CHARLESTON, W.Va. — Eight years after its passage, some West Virginia patients are crediting the Affordable Care Act with saving their lives and keeping their families from financial ruin.

Julie Schleier of Parkersburg said she and her husband lost their insurance because his employer was going out of business in late 2013 - just as she began suffering from a serious autoimmune disease. She said they signed up through the exchange as soon as they could - because going without insurance would have been bad for her financial and physical health.

"It could have been fatal for me,” Schleier said. "And we had savings, we have a house, we have things that we've worked really hard for, but we could have lost all of that, as people were doing back then. It could have been horrible."

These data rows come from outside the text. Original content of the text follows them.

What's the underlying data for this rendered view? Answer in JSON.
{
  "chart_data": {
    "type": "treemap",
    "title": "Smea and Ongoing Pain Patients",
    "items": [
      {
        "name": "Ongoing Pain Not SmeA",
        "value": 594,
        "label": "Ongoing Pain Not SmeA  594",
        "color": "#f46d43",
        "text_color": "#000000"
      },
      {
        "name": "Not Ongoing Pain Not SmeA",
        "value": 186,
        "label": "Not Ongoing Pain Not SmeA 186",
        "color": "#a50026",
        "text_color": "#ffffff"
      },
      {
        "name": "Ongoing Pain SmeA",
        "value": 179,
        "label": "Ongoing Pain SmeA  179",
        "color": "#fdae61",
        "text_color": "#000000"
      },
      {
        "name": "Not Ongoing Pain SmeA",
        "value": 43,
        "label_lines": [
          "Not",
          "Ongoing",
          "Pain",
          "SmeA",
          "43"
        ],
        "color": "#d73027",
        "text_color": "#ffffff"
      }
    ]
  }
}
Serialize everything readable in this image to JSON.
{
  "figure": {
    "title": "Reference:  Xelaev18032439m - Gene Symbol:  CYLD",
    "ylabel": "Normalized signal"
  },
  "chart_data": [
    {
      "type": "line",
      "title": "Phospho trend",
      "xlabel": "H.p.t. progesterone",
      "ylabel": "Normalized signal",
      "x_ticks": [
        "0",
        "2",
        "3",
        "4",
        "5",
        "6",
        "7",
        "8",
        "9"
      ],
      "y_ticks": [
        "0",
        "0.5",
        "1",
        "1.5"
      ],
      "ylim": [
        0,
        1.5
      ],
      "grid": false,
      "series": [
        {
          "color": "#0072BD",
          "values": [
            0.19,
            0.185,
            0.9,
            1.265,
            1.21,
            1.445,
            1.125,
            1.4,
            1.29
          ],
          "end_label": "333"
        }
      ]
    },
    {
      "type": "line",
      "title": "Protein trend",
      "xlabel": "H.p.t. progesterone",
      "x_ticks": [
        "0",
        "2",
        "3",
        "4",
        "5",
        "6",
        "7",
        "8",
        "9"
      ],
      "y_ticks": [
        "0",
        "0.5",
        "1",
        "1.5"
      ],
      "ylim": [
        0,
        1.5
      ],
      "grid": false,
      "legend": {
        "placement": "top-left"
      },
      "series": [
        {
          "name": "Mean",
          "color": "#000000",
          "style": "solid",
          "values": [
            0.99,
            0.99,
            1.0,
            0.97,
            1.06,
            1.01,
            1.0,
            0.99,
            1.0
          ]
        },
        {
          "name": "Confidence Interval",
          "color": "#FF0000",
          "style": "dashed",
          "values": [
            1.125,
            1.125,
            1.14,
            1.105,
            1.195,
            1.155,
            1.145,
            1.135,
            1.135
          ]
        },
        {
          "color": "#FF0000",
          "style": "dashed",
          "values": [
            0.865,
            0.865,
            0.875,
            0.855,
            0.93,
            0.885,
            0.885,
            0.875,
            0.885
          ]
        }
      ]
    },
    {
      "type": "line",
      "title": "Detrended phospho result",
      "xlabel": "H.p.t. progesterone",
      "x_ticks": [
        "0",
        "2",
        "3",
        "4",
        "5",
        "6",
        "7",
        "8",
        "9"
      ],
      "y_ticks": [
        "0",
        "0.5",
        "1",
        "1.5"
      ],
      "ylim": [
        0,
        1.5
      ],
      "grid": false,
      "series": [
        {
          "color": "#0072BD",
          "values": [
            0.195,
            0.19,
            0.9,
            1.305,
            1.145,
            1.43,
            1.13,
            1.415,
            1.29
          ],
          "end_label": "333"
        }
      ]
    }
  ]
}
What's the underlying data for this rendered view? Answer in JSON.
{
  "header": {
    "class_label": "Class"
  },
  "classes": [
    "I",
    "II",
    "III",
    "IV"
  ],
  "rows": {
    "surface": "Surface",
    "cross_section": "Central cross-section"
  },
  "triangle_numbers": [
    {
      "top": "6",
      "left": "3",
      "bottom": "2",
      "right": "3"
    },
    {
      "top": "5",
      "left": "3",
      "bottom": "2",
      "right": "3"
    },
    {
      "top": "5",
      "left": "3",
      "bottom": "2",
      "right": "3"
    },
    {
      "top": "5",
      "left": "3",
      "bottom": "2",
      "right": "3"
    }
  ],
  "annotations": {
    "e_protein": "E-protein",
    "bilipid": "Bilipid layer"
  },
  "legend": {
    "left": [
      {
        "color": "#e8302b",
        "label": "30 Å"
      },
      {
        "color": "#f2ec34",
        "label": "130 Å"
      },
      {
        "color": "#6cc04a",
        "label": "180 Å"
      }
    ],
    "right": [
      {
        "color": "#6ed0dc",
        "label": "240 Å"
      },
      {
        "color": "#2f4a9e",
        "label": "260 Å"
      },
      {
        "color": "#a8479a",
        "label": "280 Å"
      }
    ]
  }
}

Estimates based on research by the Institute of Medicine are that before Obamacare, West Virginia had 270 premature deaths a year and thousands of bankruptcies. Now, according to West Virginians for Affordable Healthcare, the population without health coverage is as low as it's ever been.

The law remains controversial, although it's probably as popular now as ever. Many Congressional Republicans say they're still against government expansion into health care, but for the present they've given up on trying to repeal and replace the ACA.

Some of them now say they expect Obamacare to implode because of rising premiums and consumers leaving. But Schleier said the cost increases are no different than what they would see outside of the exchange.

"People can say what they want to about the ACA, but it's been great for us,” she said. “We have seen the premiums go up, but it's better than not having health insurance."

Obamacare supporters say they now worry about moves that undermine the law at the federal level - and cuts to the Medicaid budget at the state level.